The EPA is at high risk for waste, fraud, abuse and mismanagement and
needs a broad-based transformation, the auditors found.
"The EPA lacks adequate scientific information on the toxicity of many
chemicals that may be found in the environment - as well as on tens of
thousands of chemicals used commercially in the United States," the GAO
report said. "EPA's inadequate progress in assessing toxic chemicals
significantly limits the agency's ability to fulfill its mission of
protecting human health and the environment."
The EPA's ability to protect public health and the environment depends
on credible and timely assessments of the risks posed by toxic
chemicals, the GAO found.
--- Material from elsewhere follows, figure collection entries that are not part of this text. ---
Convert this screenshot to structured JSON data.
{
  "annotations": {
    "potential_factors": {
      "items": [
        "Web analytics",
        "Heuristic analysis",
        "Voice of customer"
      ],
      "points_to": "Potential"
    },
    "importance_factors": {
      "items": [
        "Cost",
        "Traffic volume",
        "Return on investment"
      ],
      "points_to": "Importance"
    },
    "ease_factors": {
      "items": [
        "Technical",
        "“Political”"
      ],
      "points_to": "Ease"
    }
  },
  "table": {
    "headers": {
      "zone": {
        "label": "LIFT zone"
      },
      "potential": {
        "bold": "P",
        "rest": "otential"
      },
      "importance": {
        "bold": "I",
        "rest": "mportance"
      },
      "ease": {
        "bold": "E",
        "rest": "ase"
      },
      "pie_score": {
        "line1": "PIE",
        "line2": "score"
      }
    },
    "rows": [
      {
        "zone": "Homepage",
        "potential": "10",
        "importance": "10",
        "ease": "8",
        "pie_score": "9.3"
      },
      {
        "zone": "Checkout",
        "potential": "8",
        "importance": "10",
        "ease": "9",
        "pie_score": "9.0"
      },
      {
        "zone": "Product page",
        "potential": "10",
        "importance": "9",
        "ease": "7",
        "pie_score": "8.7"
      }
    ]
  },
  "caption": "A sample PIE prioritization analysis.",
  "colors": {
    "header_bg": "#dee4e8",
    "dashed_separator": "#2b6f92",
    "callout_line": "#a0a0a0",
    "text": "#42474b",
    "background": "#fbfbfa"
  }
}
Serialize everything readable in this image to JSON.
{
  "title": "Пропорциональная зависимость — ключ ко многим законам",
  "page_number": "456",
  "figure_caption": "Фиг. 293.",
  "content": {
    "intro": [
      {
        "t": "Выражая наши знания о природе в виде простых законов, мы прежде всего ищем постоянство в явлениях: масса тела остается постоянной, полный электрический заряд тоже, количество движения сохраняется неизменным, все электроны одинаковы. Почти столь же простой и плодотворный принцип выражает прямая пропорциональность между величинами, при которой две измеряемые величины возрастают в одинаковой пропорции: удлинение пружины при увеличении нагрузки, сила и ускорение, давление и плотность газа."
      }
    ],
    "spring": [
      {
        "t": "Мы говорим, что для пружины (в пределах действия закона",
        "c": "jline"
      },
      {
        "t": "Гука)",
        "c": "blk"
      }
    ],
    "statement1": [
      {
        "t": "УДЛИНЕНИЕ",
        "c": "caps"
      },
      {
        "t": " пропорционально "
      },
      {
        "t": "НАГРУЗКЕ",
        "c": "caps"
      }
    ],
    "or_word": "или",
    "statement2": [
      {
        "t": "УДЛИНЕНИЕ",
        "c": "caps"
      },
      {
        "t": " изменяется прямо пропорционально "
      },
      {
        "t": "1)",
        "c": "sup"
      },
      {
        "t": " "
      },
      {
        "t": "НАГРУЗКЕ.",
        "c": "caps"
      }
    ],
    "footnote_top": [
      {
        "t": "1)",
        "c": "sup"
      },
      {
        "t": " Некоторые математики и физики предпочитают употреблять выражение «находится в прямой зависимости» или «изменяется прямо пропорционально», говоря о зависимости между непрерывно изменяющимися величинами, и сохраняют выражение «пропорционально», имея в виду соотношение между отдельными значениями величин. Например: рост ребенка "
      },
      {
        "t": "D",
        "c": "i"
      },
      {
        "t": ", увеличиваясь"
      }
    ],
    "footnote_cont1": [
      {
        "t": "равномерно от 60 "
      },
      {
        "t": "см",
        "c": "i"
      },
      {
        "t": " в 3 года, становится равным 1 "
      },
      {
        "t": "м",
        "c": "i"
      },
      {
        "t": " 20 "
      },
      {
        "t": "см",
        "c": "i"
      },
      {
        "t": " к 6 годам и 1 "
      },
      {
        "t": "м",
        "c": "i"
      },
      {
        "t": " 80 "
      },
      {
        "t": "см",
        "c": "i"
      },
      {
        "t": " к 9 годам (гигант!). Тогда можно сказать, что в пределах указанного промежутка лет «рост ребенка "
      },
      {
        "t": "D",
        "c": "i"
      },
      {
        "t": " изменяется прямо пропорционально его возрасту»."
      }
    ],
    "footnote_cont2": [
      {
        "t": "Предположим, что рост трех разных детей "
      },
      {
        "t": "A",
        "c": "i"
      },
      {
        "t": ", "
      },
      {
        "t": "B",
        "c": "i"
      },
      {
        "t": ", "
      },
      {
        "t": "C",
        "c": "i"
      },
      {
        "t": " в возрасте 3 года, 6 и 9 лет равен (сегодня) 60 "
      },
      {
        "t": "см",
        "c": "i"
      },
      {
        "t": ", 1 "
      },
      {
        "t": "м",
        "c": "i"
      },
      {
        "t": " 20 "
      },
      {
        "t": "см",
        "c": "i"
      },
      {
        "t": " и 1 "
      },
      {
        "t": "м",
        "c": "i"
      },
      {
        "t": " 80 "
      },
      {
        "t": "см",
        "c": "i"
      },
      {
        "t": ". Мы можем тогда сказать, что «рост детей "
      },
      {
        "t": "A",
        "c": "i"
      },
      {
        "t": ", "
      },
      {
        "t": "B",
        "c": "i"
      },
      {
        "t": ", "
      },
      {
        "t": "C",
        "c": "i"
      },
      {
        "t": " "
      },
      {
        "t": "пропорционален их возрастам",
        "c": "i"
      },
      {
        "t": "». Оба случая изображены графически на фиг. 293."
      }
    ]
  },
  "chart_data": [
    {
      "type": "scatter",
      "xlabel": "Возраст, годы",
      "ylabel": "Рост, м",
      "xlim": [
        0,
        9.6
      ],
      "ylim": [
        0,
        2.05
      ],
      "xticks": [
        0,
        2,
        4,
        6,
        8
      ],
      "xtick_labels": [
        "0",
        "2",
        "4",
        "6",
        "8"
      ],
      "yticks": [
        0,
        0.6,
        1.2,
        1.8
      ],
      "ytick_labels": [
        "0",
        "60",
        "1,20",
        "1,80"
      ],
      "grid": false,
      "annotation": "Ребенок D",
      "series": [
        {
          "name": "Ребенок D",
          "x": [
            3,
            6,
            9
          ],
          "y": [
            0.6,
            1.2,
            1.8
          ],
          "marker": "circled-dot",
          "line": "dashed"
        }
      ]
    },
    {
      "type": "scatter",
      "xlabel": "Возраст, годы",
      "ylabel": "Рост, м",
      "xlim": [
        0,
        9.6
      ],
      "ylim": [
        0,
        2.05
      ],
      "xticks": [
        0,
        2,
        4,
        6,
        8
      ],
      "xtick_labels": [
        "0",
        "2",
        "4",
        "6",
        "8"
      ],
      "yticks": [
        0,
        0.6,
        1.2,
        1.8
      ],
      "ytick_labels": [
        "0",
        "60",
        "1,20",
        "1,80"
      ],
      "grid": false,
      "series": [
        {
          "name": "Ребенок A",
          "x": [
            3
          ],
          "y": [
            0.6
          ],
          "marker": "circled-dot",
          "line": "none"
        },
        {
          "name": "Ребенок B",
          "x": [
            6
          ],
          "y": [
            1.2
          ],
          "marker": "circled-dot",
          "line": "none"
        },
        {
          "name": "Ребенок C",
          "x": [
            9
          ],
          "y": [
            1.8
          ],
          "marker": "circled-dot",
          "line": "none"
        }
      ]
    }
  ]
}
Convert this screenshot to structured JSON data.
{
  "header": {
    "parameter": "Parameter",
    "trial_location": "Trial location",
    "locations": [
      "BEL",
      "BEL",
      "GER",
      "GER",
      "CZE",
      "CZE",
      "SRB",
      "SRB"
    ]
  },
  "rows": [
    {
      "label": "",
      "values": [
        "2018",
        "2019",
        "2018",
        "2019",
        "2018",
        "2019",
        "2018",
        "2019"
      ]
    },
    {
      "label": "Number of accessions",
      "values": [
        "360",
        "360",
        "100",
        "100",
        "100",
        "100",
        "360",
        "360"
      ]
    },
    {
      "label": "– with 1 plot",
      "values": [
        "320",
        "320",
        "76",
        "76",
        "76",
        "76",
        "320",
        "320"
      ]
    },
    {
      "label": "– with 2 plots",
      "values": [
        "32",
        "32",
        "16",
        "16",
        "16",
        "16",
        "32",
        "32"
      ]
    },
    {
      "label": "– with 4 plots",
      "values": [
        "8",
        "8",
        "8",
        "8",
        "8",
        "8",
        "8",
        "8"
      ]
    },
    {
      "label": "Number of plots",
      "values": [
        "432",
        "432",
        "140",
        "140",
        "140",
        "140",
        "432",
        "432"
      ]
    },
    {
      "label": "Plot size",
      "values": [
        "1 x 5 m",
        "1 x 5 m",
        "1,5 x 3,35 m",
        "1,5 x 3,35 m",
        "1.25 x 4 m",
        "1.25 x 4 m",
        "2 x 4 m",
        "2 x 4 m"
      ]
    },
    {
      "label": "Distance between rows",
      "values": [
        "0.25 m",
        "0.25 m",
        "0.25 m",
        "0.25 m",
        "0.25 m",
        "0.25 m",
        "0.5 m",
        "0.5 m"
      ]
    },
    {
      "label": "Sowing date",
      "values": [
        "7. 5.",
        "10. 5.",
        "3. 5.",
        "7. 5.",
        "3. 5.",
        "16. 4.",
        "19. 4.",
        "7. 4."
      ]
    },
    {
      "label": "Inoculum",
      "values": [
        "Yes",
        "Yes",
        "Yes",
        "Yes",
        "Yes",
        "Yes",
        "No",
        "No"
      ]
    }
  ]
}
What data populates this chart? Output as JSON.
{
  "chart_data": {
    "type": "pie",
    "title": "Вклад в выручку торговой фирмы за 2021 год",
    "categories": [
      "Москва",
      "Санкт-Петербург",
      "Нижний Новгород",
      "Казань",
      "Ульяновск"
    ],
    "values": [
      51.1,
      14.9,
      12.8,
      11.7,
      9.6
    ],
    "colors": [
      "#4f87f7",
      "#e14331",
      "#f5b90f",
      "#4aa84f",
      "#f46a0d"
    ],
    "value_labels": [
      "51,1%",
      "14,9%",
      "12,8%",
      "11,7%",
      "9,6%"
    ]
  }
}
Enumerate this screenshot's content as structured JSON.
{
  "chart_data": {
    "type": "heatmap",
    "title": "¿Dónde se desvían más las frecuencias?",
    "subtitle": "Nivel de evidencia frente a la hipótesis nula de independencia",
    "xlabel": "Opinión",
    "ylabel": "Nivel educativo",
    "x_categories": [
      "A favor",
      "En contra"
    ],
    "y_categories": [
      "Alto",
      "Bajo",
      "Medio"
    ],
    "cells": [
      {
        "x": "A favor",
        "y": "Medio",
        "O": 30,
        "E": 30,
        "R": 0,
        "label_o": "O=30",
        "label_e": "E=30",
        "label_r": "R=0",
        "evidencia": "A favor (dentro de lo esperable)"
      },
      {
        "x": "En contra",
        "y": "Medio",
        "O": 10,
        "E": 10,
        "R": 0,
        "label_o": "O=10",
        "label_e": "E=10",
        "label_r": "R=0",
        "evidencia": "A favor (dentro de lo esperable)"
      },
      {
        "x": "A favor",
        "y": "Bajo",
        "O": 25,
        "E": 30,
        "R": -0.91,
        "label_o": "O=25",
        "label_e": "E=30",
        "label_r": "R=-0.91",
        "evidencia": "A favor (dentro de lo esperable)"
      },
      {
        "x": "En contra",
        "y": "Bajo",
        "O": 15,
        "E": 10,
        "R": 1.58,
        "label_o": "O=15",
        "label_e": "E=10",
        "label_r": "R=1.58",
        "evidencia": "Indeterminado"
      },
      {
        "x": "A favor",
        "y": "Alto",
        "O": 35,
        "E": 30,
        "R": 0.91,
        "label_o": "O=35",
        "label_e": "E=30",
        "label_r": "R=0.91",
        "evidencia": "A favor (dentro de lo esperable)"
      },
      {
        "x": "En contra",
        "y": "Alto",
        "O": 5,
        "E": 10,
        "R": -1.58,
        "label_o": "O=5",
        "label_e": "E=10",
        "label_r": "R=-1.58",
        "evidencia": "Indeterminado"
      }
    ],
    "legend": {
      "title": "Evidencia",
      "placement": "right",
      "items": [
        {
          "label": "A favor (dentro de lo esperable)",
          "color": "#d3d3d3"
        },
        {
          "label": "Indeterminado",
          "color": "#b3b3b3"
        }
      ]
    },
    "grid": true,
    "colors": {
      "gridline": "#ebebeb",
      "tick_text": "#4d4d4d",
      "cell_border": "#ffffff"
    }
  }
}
Its Integrated Risk Information System, which
contains assessments of more than 500 toxic chemicals, "is at serious
risk of becoming obsolete because the EPA has been unable to keep its
existing assessments current or to complete assessments of important
chemicals of concern."
The EPA urgently needs to streamline and increase the transparency of
this assessment process, the report says.
"Overall, the EPA has finished only nine assessments in the past three
years," the report found. "At the end of 2007, most of the 70 ongoing
assessments had been under way for more than five years."
The EPA needs additional authority to that provided in the Toxic
Substances Control Act to obtain health and safety information from the
chemical industry, the GAO auditors found.
"They need to shift more of the burden to chemical companies to
demonstrate the safety of their products," the report found.
Strengthening the EPA is one of the GAO's three most urgent priorities
for the Obama administration. The GAO also called for overhauling the
nation's financial regulatory system, whose inattention helped trigger
the global financial crisis, and improving the Food and Drug
Administration's ability to protect the public from unsafe or
ineffective drugs and other medical products.
The list is updated every two years and released at the start of each
new Congress to help in setting oversight agendas. Recent Congresses and
administrations have been particularly alert to GAO's High-Risk List and
have used its findings to help tailor agency-specific solutions as well
as broader initiatives across government.